Autonomic Computational Science

Chair: Manish Parashar and Omer F. Rana

Program Committee Members

Recent years have seen significant strategic initiatives aimed at realizing national and global cyber infrastructures, which will enable seamless, secure, on-demand access to, and aggregation of, geographically distributed computing, communication and information resources. The result is a pervasive computational infrastructure that integrates computers, networks, data archives, instruments, observatories, experiments, and embedded sensors and actuators. This in turn has the potential for catalyzing new paradigms and practices in computational science and engineering - those that is information/data-driven and symbiotically and opportunistically combines computations, experiments, observations, and real-time information, thereby enabling users to model, manage, control, adapt and optimize virtually any realizable sub-system of interest.

However the ability of scientists to realize this potential is being severely hampered primarily due to the increasing complexity and dynamism of the computing environments. In fact, to be productive, scientists often have to comprehend and manage complex computing configurations, software tools and libraries as well as application parameters and behaviors. Autonomic computing concepts, which have been effectively used to manage and optimize enterprise systems and applications, provide promising concepts that can be used to address these challenges. Autonomic computing is inspired by biological systems, and aims at developing systems and application that can manage and optimize themselves using only high-level guidance or interference from users. Autonomic computing systems dynamically adapt to changes in accordance with business policies and objectives and take care of routine elements of management similar to the unconscious self-regulation behavior of biological systems.
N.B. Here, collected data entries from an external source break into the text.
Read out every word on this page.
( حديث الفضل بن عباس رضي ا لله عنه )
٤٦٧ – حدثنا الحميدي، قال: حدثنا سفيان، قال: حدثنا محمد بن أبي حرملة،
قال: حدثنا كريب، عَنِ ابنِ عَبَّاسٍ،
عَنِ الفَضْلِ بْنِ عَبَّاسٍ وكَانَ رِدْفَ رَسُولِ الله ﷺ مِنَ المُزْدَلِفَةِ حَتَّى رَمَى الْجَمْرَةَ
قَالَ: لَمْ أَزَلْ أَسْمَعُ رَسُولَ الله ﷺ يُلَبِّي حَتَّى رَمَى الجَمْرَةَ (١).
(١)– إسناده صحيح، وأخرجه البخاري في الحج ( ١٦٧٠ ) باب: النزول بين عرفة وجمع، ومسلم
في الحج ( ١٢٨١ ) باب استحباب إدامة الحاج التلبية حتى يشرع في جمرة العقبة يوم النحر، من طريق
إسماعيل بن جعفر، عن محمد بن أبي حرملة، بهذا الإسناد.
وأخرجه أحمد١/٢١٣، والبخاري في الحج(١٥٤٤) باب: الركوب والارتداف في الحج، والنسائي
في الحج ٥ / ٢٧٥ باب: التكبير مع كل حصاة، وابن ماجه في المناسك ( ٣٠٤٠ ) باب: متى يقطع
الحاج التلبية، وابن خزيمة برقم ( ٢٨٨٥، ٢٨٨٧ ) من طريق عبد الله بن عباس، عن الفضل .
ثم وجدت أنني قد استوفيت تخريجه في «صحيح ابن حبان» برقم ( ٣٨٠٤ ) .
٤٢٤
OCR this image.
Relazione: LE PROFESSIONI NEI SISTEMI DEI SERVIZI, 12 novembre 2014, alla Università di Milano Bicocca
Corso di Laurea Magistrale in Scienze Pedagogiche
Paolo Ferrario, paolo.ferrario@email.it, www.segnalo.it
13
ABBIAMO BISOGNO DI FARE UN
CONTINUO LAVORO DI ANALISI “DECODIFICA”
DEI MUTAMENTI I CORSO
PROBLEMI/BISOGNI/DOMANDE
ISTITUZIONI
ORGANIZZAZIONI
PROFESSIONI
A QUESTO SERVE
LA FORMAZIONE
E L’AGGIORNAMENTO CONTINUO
The primary objective of this track is to investigate this intersection of autonomic computing and computational science and to provide a forum to discuss challenges; best practices, crosscutting solutions and application experiences.
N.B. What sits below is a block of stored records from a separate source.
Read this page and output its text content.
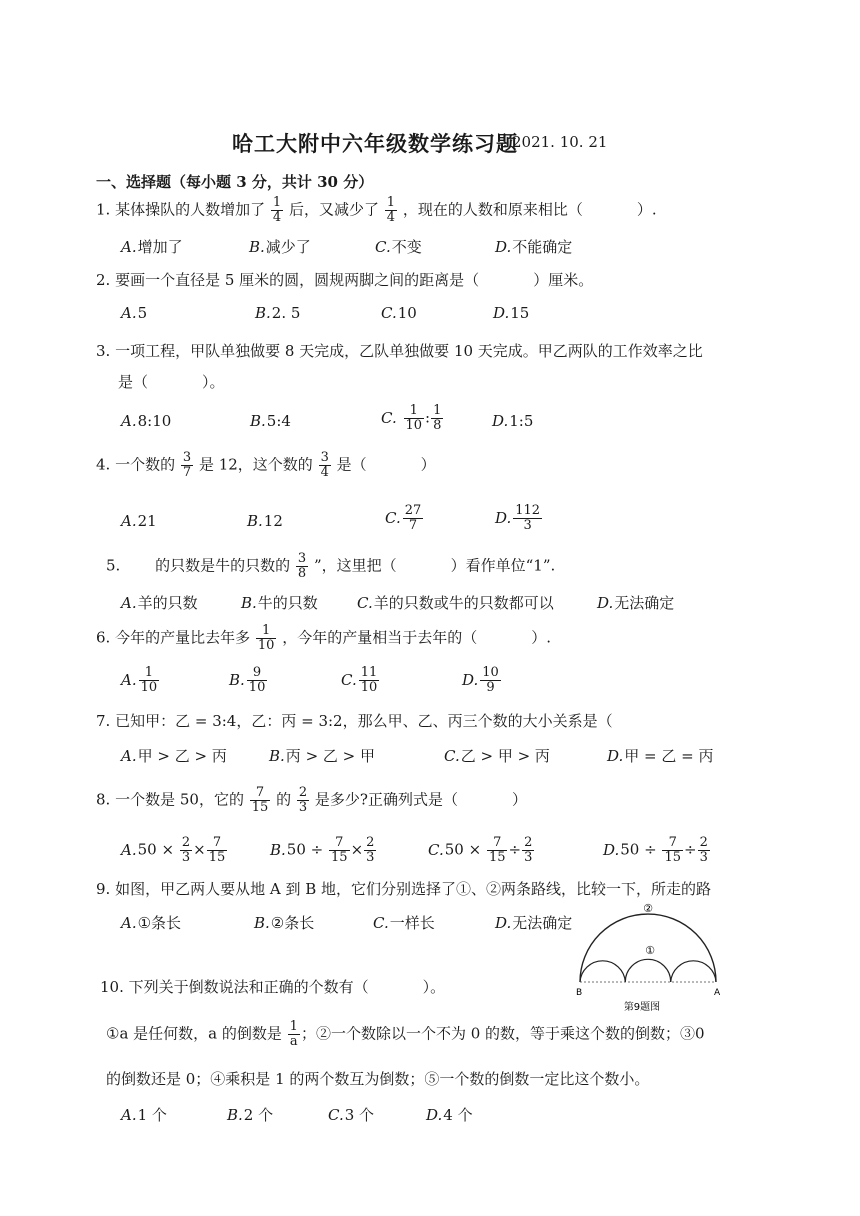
哈工大附中六年级数学练习题
2021. 10. 21
一、选择题（每小题 3 分，共计 30 分）
1. 某体操队的人数增加了 $\frac{1}{4}$ 后，又减少了 $\frac{1}{4}$ ，现在的人数和原来相比（	）.
A.增加了	B.减少了	C.不变	D.不能确定
2. 要画一个直径是 5 厘米的圆，圆规两脚之间的距离是（	）厘米。
A.5	B.2. 5	C.10	D.15
3. 一项工程，甲队单独做要 8 天完成，乙队单独做要 10 天完成。甲乙两队的工作效率之比
是（	）。
A.8:10	B.5:4	C. $\frac{1}{10}$ : $\frac{1}{8}$	D.1:5
4. 一个数的 $\frac{3}{7}$ 是 12，这个数的 $\frac{3}{4}$ 是（	）
A.21	B.12	C. $\frac{27}{7}$	D. $\frac{112}{3}$
5. 的只数是牛的只数的 $\frac{3}{8}$ ”，这里把（	）看作单位“1”.
A.羊的只数	B.牛的只数	C.羊的只数或牛的只数都可以	D.无法确定
6. 今年的产量比去年多 $\frac{1}{10}$ ，今年的产量相当于去年的（	）.
A. $\frac{1}{10}$	B. $\frac{9}{10}$	C. $\frac{11}{10}$	D. $\frac{10}{9}$
7. 已知甲：乙 = 3:4，乙：丙 = 3:2，那么甲、乙、丙三个数的大小关系是（
A.甲 > 乙 > 丙	B.丙 > 乙 > 甲	C.乙 > 甲 > 丙	D.甲 = 乙 = 丙
8. 一个数是 50，它的 $\frac{7}{15}$ 的 $\frac{2}{3}$ 是多少?正确列式是（	）
$A.50 \times \frac{2}{3} \times \frac{7}{15}$	$B.50 \div \frac{7}{15} \times \frac{2}{3}$	$C.50 \times \frac{7}{15} \div \frac{2}{3}$	$D.50 \div \frac{7}{15} \div \frac{2}{3}$
9. 如图，甲乙两人要从地 A 到 B 地，它们分别选择了①、②两条路线，比较一下，所走的路
A.①条长	B.②条长	C.一样长	D.无法确定
②
①
B	A
第9题图
10. 下列关于倒数说法和正确的个数有（	）。
①a 是任何数，a 的倒数是 $\frac{1}{a}$ ；②一个数除以一个不为 0 的数，等于乘这个数的倒数；③0
的倒数还是 0；④乘积是 1 的两个数互为倒数；⑤一个数的倒数一定比这个数小。
A.1 个	B.2 个	C.3 个	D.4 个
Areas of interest for this track may be divided into two themes:
  • Autonomic Computational Science: Applications
    • Fundamental science of self-managing systems: understanding, controlling, or exploiting emergent behavior, fault-tolerance, machine learning, control theory, predictive methods.
    • Support for autonomic decision-making under uncertainty: methods based on probability, decision and utility theories, techniques for bounding the effect of missing and/or incorrect information, trading time and space resources with certainty, fusing uncertain information of different kinds, real-time inference algorithms.
    • Application Case Studies: Earth Sciences, Healthcare, Automotive Industries, Manufacturing, Finance, Chemical Engineering, Traffic Management, Network Management.
  • Autonomic Computational Science: Infrastructures
    • Software engineering principles and architectures for self-managing systems: based on interoperable Grid Services, agent-based systems, Web Services, model-based systems or novel paradigms such as biological, economic or social.
    • System-level technologies, middleware or services that entail interactions among two or more components of self-managing systems in standalone, distributed, cluster, and Grid computing environments (e.g., health monitoring, dependency analysis, problem localization or remediation, workload management, and provisioning).
    • Management of autonomic applications and infrastructure: such as specification and modeling of service-level agreements, negotiation/conversation support, behavior enforcement, etc., tie in with IT governance, and interaction with legacy systems.
    • Interfaces to autonomic systems: including user interfaces, interfaces for monitoring and controlling behavior, techniques for defining, distributing, and understanding policies.
    • Experiences with autonomic system or component prototypes: measurements, evaluations, or analyses of system behavior, user studies, experiences with large-scale deployments of self-managing systems or applications.